Would there even be a way of doing it and still allowing the material to stretch?


----------



## KiokuChan (Jul 29, 2017)

I could maybe imagine being able to stitch feathers on or something.. also this person did something:


----------



## KiokuChan (Jul 29, 2017)

Acutally if it's a tan suit you can do something like a lion where you just have fur on the main and tail or you can do like a sphynx cat and add ears and tail to the suit.


----------



## KiokuChan (Jul 29, 2017)

Here's a skunk I found on google that's partly morph suit: 
	

	
	
		
		

		
		
	


	




Also this cheshire cat looks to have a stretchy striped outfit, but the furry gloves/feat/color and such over it:





or you could paint on a fur texture like this person did:




and add ears/a tail and such. At that point it's more like those costumes with clothes made to look like animal character but personally I like those kinds of costumes a lot. If you don't know what I'm refering to there look up pictures of pokemon cosplayers to find a lot of them. There are tons of ways other than fur suits to dress as animal characters... in fact you may want to look at kigurimi  (the one peice pj costumes) for inspiration on making a morph suit look like an animal character.


----------



## CaptainPB (Jul 29, 2017)

KiokuChan said:


> At that point it's more like those costumes with clothes made to look like animal character but personally I like those kinds of costumes a lot. If you don't know what I'm refering to there look up pictures of pokemon cosplayers to find a lot of them. There are tons of ways other than fur suits to dress as animal characters... in fact you may want to look at kigurimi  (the one peice pj costumes) for inspiration on making a morph suit look like an animal character.

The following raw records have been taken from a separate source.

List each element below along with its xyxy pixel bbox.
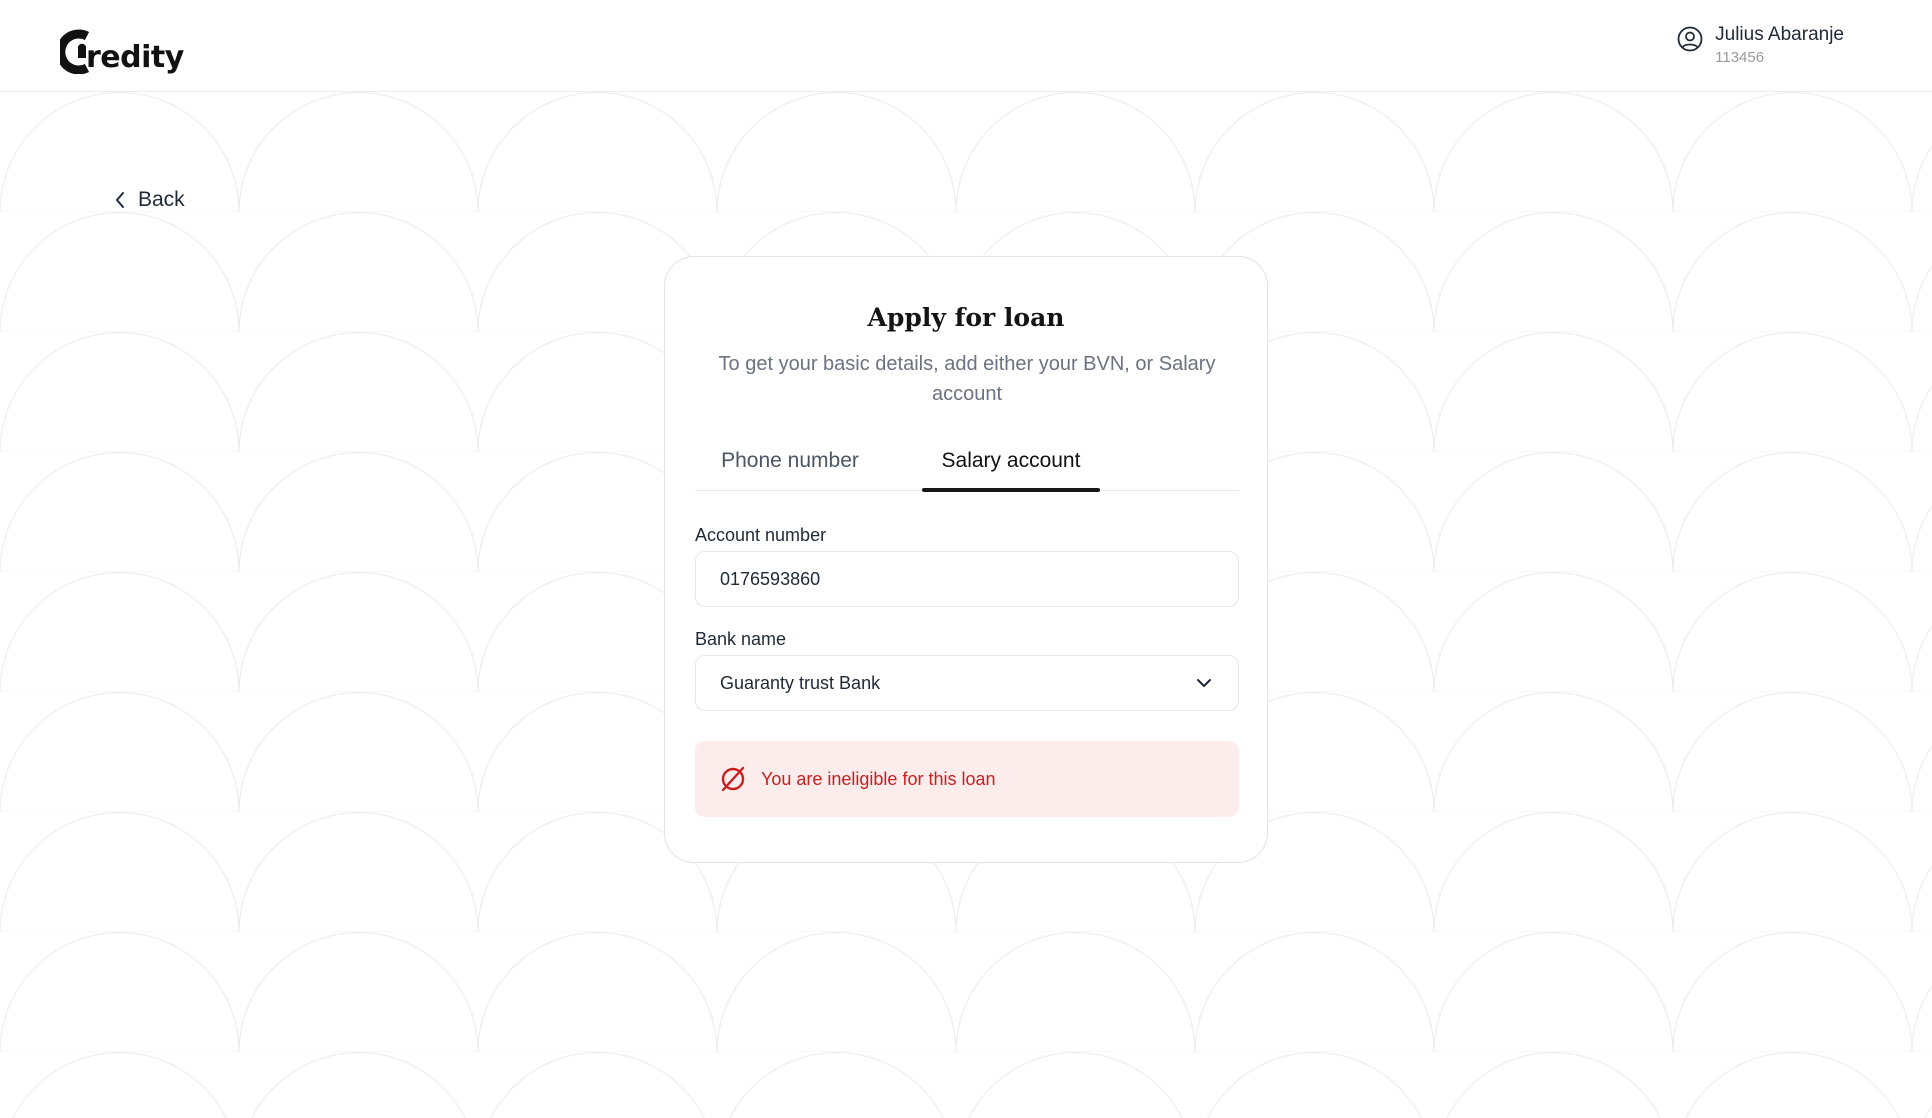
chevron-down-icon: [1197, 679, 1211, 687]
back-label: Back: [138, 188, 185, 211]
apply-loan-card: Apply for loan To get your basic details…: [664, 256, 1268, 863]
tab-salary-account[interactable]: Salary account: [922, 443, 1100, 492]
tab-bar: Phone number Salary account: [695, 443, 1239, 492]
prohibited-icon: [721, 766, 745, 792]
ineligible-alert: You are ineligible for this loan: [695, 741, 1239, 817]
chevron-left-icon: [116, 192, 124, 208]
card-title: Apply for loan: [867, 303, 1065, 332]
user-info: Julius Abaranje 113456: [1715, 22, 1844, 68]
bank-name-select[interactable]: Guaranty trust Bank: [695, 655, 1239, 711]
bank-name-label: Bank name: [695, 629, 787, 649]
user-name: Julius Abaranje: [1715, 24, 1844, 45]
account-number-input[interactable]: 0176593860: [695, 551, 1239, 607]
tab-phone-number[interactable]: Phone number: [705, 443, 875, 491]
user-circle-icon: [1677, 26, 1703, 52]
logo-text: redity: [86, 40, 184, 75]
user-id: 113456: [1715, 49, 1765, 66]
bank-name-value: Guaranty trust Bank: [720, 672, 881, 693]
account-number-label: Account number: [695, 525, 827, 545]
back-button[interactable]: Back: [114, 188, 185, 212]
top-bar: redity Julius Abaranje 113456: [0, 0, 1932, 92]
account-number-value: 0176593860: [720, 568, 821, 589]
alert-text: You are ineligible for this loan: [761, 768, 996, 789]
user-profile[interactable]: Julius Abaranje 113456: [1677, 22, 1844, 68]
card-subtitle: To get your basic details, add either yo…: [718, 353, 1216, 405]
credity-logo[interactable]: redity: [60, 22, 184, 74]
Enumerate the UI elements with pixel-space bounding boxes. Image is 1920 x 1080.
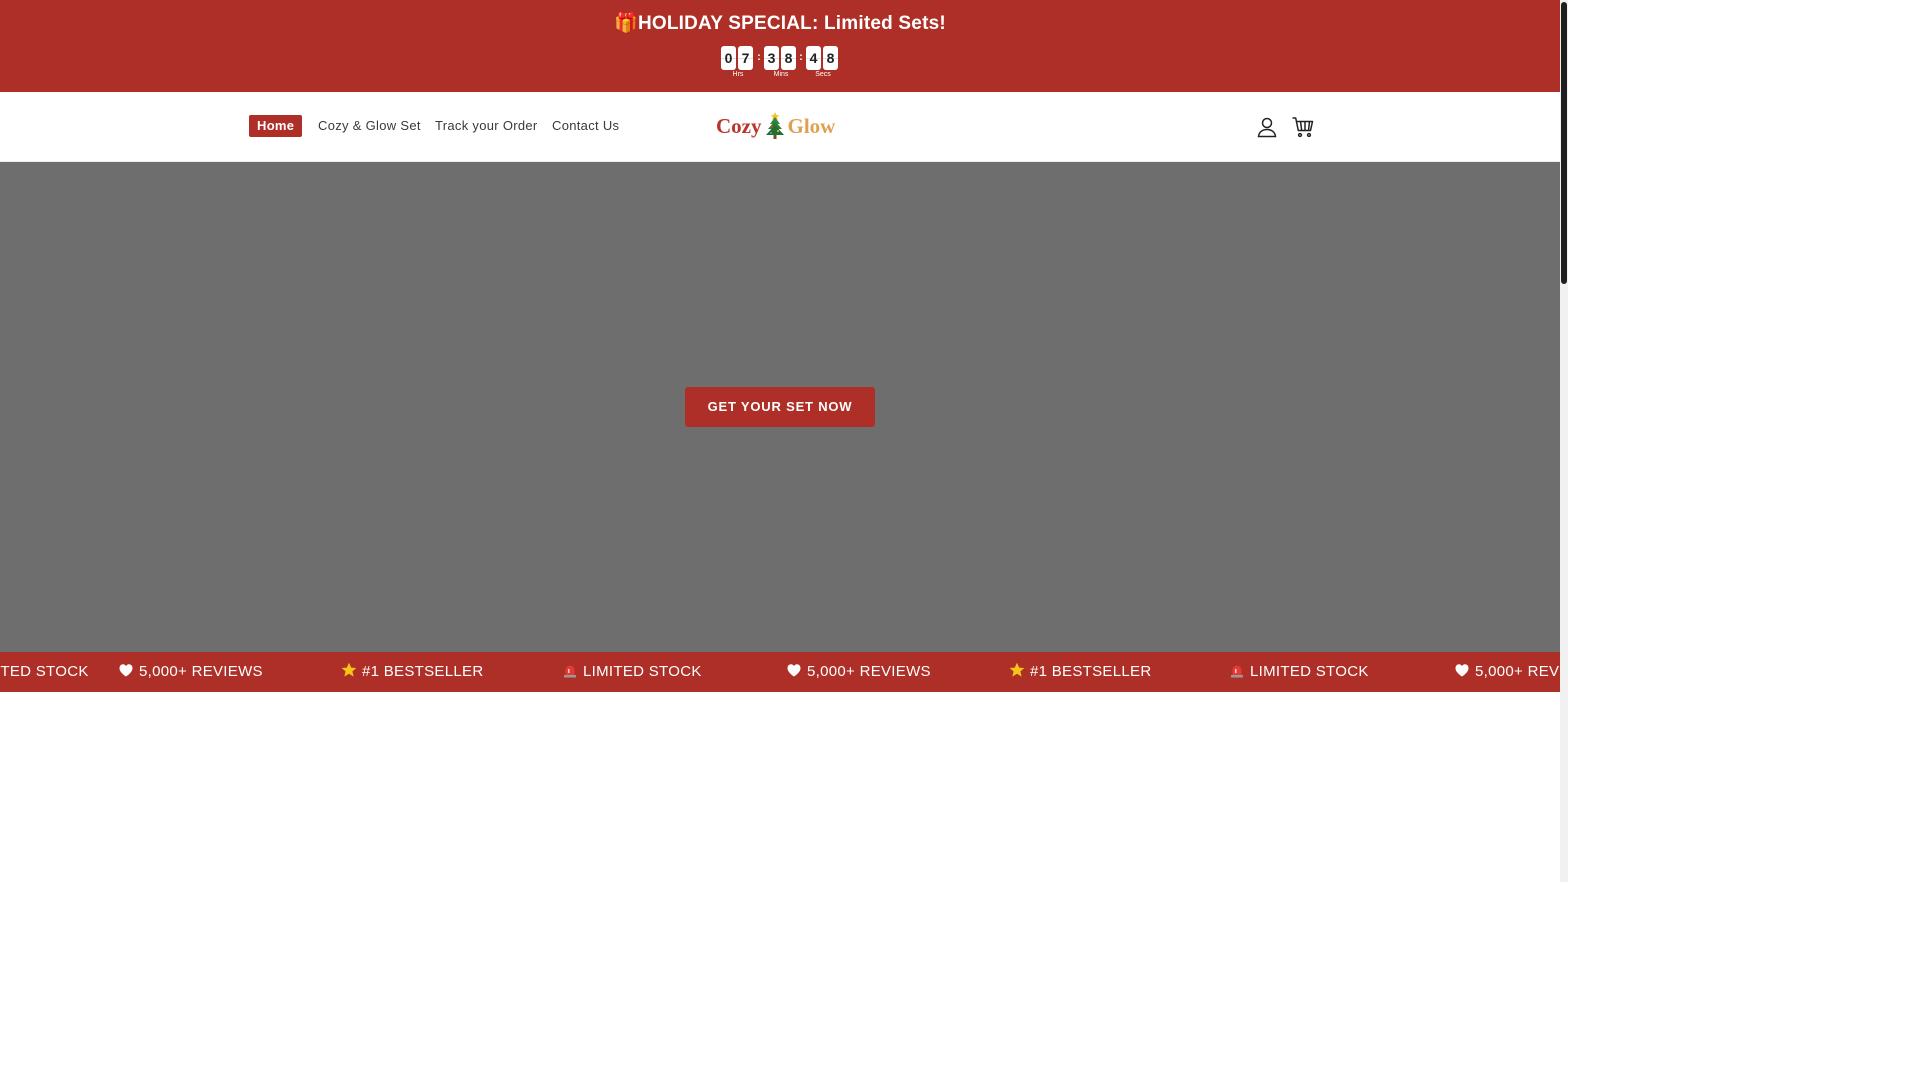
countdown-label: Secs	[815, 71, 831, 78]
countdown-digit: 0	[721, 46, 736, 70]
christmas-tree-icon	[765, 112, 784, 139]
siren-icon	[564, 665, 576, 678]
heart-icon	[119, 664, 133, 677]
marquee-item: LIMITED STOCK	[0, 663, 89, 680]
countdown-digit: 8	[823, 46, 838, 70]
countdown-hours: 0 7 Hrs	[721, 46, 755, 80]
hero-banner: GET YOUR SET NOW	[0, 162, 1560, 652]
scrollbar-thumb[interactable]	[1561, 2, 1567, 284]
page-scrollbar[interactable]	[1560, 0, 1568, 882]
siren-icon	[1231, 665, 1243, 678]
gift-icon: 🎁	[614, 13, 638, 34]
promo-title-text: HOLIDAY SPECIAL: Limited Sets!	[637, 13, 946, 34]
get-your-set-button[interactable]: GET YOUR SET NOW	[685, 387, 875, 427]
site-header: Home Cozy & Glow Set Track your Order Co…	[0, 92, 1560, 162]
heart-icon	[1455, 664, 1469, 677]
logo-text-cozy: Cozy	[716, 114, 762, 138]
marquee-item: #1 BESTSELLER	[341, 652, 483, 692]
brand-logo[interactable]: Cozy Glow	[716, 109, 840, 143]
marquee-item: 5,000+ REVIEWS	[786, 652, 931, 692]
countdown-label: Hrs	[732, 71, 744, 78]
marquee-item: #1 BESTSELLER	[1009, 652, 1151, 692]
page: 🎁HOLIDAY SPECIAL: Limited Sets! 0 7 Hrs …	[0, 0, 1568, 882]
countdown-seconds: 4 8 Secs	[806, 46, 840, 80]
countdown-minutes: 3 8 Mins	[764, 46, 798, 80]
countdown-separator: :	[757, 51, 761, 63]
promo-title: 🎁HOLIDAY SPECIAL: Limited Sets!	[0, 11, 1560, 35]
countdown-digit: 4	[806, 46, 821, 70]
promo-bar: 🎁HOLIDAY SPECIAL: Limited Sets! 0 7 Hrs …	[0, 0, 1560, 92]
nav-item-home[interactable]: Home	[249, 115, 303, 137]
nav-item-track-order[interactable]: Track your Order	[435, 115, 538, 137]
nav-item-cozy-glow-set[interactable]: Cozy & Glow Set	[318, 115, 421, 137]
marquee-item: LIMITED STOCK	[562, 652, 702, 692]
logo-text-glow: Glow	[787, 114, 836, 138]
nav-item-contact-us[interactable]: Contact Us	[552, 115, 619, 137]
cart-icon[interactable]	[1291, 115, 1315, 139]
announcement-marquee: LIMITED STOCK 5,000+ REVIEWS #1 BESTSELL…	[0, 652, 1560, 692]
countdown-separator: :	[799, 51, 803, 63]
heart-icon	[787, 664, 801, 677]
marquee-item: 5,000+ REVIEWS	[1454, 652, 1560, 692]
account-icon[interactable]	[1255, 115, 1279, 139]
marquee-item: LIMITED STOCK	[1229, 652, 1369, 692]
star-icon	[341, 662, 357, 677]
marquee-item: 5,000+ REVIEWS	[118, 652, 263, 692]
countdown-digit: 8	[781, 46, 796, 70]
countdown-digit: 3	[764, 46, 779, 70]
countdown-timer: 0 7 Hrs : 3 8 Mins : 4 8 Secs	[721, 46, 841, 80]
star-icon	[1009, 662, 1025, 677]
countdown-digit: 7	[738, 46, 753, 70]
countdown-label: Mins	[773, 71, 789, 78]
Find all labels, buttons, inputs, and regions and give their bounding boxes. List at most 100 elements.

Those aren't bad ideas. I was wanting to go for a bit more realistic look, but something like that could work until I either figure out something else or can get one made.

The character I am looking to make would all be short fur (Maybe some long pieces somewhere. Still undecided.), so I could potentially just use the morph suit with added features or a one piece pj, but again was hoping to have a bit more realism. I just wouldn't know of a way to just add some to it without either putting the fur on myself without it being attached to fabric (hell no, wayy too much work) or sewing the fur fabric to it, which in that case would be pointless because then it couldn't stretch. Well, unless I just attached it at the seams, but then it might look baggy >_> IDK!!!! lol


----------



## CaptainPB (Jul 29, 2017)

Although, I should say, I am very new to all of this still. Do most people prefer the cartoon style or is realistic well liked also? When I say realistic I mean something similar to this:


----------



## KiokuChan (Jul 29, 2017)

cartoony vs realistic really depends on the person. Both are appreciated. Interestingly there was a poll on this just recently: forums.furaffinity.net: Toony VS Realistic: Which do you prefer?


----------



## CaptainPB (Jul 29, 2017)

KiokuChan said:


> cartoony vs realistic really depends on the person. Both are appreciated. Interestingly there was a poll on this just recently: forums.furaffinity.net: Toony VS Realistic: Which do you prefer?


Ah interesting, not a huge sample size, but still was pretty close to even. Awesome!


----------